A plumbing kit for voice AI that actually handles the pipes
Pipecat wires together speech recognition, LLMs, and text-to-speech so you can build real-time conversational agents without drowning in WebRTC boilerplate.

What it does
Pipecat is a Python framework for building real-time voice and multimodal AI agents. It connects speech-to-text, LLMs, text-to-speech, and transport layers (WebRTC, WebSockets) into pipelines you can run locally or distribute across machines. The project also ships client SDKs for JavaScript, React, Swift, Kotlin, C++, and even ESP32.
The interesting bit
The framework treats each pipeline as an agent, then lets you compose them with handoffs, parallel fan-out, and sidecar workers over a shared bus. That’s the harder part of multi-agent voice systems — not the LLM call, but the orchestration of who speaks when, and how audio flows between services without adding perceptible latency.
Key highlights
- Broad service coverage: 18+ STT providers, 15+ TTS options, 10+ LLM integrations, and multiple transport layers
- Ecosystem includes structured conversation state management (Pipecat Flows), a UI component kit, CLI scaffolding, and a real-time debugger called Whisker
- Supports multimodal inputs including vision (example shows MoonDream integration)

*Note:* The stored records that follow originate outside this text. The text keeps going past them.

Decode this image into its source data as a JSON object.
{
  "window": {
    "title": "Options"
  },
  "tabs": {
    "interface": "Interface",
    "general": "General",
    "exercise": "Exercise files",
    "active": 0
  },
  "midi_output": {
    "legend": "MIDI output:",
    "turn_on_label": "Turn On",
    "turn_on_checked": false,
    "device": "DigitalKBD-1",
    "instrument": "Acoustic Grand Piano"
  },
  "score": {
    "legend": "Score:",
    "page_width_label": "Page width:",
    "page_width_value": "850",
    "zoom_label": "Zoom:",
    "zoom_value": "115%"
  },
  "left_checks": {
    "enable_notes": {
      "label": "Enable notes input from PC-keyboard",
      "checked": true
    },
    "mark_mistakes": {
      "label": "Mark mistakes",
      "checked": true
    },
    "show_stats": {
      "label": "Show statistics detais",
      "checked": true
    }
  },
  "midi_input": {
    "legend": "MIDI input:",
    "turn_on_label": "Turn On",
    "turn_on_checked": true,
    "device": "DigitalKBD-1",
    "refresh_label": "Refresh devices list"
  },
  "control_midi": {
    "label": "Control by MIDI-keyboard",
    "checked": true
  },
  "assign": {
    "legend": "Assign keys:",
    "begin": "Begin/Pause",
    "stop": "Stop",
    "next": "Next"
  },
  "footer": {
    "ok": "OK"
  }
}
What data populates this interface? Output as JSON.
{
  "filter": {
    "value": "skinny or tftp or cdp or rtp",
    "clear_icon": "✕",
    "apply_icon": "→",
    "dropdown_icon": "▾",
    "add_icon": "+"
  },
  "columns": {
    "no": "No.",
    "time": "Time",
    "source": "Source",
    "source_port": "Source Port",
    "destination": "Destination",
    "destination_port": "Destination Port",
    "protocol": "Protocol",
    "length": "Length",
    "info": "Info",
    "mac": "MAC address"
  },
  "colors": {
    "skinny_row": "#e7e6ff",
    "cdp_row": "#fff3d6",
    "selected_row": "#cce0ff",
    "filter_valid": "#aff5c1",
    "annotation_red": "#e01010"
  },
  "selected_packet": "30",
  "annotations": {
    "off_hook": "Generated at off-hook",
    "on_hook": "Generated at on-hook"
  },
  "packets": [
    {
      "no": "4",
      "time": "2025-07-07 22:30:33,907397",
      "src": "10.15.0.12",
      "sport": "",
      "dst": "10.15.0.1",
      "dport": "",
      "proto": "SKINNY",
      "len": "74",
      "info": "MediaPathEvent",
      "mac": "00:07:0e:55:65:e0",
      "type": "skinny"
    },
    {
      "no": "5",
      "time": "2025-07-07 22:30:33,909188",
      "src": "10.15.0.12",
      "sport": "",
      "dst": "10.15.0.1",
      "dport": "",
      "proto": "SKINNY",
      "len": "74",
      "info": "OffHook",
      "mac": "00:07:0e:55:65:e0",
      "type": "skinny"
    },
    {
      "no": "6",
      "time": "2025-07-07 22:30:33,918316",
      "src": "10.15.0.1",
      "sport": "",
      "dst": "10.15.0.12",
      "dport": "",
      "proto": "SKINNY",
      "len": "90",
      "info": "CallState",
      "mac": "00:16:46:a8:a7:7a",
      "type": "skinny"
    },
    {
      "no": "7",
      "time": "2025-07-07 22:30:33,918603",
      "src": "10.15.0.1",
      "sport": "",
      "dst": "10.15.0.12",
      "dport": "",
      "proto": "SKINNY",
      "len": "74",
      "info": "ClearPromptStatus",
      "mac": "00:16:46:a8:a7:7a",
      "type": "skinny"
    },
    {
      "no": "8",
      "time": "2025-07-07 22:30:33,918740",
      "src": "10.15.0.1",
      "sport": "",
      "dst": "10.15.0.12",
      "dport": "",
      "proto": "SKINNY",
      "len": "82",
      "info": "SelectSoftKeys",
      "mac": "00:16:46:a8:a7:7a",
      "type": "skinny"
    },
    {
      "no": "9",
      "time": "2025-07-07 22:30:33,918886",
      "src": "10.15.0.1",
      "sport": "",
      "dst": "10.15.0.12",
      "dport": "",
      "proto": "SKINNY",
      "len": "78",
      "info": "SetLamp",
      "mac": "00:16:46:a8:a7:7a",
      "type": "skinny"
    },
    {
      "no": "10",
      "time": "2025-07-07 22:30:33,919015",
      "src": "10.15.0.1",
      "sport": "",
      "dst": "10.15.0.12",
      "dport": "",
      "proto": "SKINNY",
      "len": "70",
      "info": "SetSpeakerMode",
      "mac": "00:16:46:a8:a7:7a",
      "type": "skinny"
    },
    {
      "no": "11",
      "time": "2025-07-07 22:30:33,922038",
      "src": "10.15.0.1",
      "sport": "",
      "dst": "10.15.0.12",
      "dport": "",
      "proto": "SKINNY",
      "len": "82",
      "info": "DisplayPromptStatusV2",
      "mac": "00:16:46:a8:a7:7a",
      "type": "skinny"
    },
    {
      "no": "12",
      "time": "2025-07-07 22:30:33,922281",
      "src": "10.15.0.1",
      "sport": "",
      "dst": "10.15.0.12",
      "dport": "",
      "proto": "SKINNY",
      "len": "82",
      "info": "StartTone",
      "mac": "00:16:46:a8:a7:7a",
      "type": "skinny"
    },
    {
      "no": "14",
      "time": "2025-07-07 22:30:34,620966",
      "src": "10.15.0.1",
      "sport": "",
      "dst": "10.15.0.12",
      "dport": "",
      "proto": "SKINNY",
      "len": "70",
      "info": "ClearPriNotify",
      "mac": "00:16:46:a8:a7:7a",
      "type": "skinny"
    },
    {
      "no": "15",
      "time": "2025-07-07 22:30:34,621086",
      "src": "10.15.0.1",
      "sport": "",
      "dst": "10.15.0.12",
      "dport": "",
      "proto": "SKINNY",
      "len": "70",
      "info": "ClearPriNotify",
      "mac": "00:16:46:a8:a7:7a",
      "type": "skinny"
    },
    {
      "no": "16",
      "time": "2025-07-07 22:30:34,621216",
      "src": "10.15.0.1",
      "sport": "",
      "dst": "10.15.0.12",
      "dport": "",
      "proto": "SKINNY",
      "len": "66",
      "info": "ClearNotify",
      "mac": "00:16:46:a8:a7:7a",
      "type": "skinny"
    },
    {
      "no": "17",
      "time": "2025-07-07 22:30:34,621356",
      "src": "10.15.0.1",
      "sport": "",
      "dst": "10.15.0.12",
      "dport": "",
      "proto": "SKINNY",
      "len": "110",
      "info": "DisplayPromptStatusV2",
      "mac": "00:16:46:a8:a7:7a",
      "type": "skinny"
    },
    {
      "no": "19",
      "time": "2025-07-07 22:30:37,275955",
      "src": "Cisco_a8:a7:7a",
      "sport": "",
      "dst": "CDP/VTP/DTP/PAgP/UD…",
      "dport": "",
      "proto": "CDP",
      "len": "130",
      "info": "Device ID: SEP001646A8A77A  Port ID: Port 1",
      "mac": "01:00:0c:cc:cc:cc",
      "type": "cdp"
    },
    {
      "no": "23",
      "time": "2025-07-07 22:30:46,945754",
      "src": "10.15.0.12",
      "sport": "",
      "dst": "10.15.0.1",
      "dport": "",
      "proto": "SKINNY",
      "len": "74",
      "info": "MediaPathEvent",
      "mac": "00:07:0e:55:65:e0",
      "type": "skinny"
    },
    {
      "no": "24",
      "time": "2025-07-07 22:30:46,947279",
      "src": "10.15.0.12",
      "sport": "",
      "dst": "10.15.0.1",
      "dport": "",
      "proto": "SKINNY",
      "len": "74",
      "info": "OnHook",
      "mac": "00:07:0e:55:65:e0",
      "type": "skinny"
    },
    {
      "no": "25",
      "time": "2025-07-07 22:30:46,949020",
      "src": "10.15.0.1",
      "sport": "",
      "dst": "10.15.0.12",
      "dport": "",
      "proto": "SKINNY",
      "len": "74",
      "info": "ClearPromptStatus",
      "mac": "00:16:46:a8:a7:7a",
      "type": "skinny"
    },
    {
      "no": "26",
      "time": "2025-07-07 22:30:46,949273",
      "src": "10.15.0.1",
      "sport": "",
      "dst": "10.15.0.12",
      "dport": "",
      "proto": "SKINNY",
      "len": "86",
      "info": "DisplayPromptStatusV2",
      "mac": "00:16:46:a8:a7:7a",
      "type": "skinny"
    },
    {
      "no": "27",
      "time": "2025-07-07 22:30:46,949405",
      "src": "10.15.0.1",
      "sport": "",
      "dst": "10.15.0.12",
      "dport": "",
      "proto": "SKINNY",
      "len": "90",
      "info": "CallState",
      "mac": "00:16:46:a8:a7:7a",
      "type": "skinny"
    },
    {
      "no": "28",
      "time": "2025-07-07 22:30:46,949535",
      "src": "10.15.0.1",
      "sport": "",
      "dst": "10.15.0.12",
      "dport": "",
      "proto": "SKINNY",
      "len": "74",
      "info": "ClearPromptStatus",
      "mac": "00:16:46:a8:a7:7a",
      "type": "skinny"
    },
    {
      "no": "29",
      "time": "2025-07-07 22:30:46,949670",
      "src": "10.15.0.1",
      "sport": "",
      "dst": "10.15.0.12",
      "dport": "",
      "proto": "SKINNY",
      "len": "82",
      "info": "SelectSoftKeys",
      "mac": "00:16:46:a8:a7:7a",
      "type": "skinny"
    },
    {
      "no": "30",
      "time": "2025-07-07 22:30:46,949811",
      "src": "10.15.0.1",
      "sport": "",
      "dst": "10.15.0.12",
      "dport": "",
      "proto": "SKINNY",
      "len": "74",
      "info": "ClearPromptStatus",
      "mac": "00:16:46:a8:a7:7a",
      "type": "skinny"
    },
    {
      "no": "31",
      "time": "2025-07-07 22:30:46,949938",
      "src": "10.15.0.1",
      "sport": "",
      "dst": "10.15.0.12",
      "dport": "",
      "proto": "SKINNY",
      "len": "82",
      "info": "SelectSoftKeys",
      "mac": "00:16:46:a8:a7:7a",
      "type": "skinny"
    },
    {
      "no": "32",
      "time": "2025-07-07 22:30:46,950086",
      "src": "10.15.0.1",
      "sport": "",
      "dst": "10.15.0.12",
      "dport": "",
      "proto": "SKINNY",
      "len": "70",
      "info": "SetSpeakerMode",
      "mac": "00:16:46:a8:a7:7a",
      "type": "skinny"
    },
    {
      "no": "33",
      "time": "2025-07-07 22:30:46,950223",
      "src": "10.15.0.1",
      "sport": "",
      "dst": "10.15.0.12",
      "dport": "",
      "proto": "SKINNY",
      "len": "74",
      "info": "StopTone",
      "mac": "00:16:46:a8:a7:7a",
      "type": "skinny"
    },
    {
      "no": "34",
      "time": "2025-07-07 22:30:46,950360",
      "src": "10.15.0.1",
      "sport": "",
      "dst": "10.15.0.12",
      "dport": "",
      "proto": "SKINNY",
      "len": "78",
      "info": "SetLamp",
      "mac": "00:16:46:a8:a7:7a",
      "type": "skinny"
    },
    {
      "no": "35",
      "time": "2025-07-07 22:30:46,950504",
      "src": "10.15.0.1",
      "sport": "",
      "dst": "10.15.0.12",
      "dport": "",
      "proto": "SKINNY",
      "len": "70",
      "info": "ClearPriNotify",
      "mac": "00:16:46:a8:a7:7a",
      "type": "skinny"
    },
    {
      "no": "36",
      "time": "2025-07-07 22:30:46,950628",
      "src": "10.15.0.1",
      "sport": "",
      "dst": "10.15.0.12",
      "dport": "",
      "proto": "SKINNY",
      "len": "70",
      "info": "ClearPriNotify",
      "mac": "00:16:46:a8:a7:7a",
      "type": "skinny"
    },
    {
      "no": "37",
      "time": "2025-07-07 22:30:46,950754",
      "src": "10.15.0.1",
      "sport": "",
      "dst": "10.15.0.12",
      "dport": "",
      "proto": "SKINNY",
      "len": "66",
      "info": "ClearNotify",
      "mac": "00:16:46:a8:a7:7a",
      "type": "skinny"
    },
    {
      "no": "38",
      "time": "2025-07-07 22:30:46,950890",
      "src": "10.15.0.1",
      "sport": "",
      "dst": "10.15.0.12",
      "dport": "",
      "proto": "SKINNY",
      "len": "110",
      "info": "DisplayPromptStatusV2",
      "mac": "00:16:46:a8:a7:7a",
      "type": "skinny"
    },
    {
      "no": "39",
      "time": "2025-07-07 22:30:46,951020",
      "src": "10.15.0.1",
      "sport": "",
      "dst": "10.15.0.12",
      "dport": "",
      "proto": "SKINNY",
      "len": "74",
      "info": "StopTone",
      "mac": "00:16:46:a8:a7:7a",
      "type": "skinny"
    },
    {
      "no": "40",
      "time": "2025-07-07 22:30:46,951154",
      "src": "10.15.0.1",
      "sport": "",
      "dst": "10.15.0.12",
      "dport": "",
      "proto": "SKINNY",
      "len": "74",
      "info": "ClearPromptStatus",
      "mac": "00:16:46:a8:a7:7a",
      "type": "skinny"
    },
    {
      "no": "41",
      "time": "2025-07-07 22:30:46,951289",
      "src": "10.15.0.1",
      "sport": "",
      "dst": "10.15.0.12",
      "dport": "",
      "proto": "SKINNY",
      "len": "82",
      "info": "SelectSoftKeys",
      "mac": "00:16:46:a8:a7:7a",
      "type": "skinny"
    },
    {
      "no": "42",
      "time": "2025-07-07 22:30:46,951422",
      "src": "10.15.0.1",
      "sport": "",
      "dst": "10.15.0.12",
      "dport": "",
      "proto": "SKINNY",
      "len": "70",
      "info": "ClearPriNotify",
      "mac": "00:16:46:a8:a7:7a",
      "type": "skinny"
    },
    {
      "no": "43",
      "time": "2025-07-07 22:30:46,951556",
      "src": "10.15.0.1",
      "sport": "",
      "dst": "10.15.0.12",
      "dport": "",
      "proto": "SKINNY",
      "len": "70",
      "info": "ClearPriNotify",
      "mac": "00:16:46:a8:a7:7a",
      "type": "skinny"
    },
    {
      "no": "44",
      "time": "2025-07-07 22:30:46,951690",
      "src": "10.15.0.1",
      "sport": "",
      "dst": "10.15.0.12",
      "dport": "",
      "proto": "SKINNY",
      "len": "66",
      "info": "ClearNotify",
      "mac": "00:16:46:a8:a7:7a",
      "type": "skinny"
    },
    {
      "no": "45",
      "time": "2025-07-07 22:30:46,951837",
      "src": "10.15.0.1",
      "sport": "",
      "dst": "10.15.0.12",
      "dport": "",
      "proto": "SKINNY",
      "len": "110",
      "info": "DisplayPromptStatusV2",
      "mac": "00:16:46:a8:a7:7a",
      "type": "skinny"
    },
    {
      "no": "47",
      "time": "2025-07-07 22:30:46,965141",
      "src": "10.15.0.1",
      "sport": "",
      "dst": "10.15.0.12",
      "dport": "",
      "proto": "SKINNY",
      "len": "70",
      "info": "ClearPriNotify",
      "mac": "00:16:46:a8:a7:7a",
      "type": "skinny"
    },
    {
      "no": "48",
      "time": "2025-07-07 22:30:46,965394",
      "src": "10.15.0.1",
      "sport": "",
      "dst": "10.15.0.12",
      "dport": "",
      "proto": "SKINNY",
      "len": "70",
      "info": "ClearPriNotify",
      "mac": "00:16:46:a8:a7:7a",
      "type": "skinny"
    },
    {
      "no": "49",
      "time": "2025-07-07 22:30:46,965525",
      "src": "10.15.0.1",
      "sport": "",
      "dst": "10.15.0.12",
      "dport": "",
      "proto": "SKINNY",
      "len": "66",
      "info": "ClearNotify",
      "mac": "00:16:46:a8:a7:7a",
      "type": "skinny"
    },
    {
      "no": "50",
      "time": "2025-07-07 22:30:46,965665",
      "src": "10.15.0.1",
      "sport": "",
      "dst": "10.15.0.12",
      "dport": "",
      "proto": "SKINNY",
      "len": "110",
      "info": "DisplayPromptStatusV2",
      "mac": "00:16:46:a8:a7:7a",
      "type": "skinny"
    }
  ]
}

pipecat init quickstartgenerates a working project in under a minute- 12,618 stars and active CI with codecov tracking
Caveats
- The README is heavy on ecosystem marketing and light on architectural specifics — you’ll need to dig into docs for pipeline internals
- “Ultra-low latency” is claimed but no concrete latency benchmarks are provided in the sources
Verdict
Worth a look if you’re building production voice agents and tired of hand-rolling WebRTC + STT + TTS glue. Skip it if you just need a simple chatbot wrapper around OpenAI’s realtime API — this is more framework than you need for that.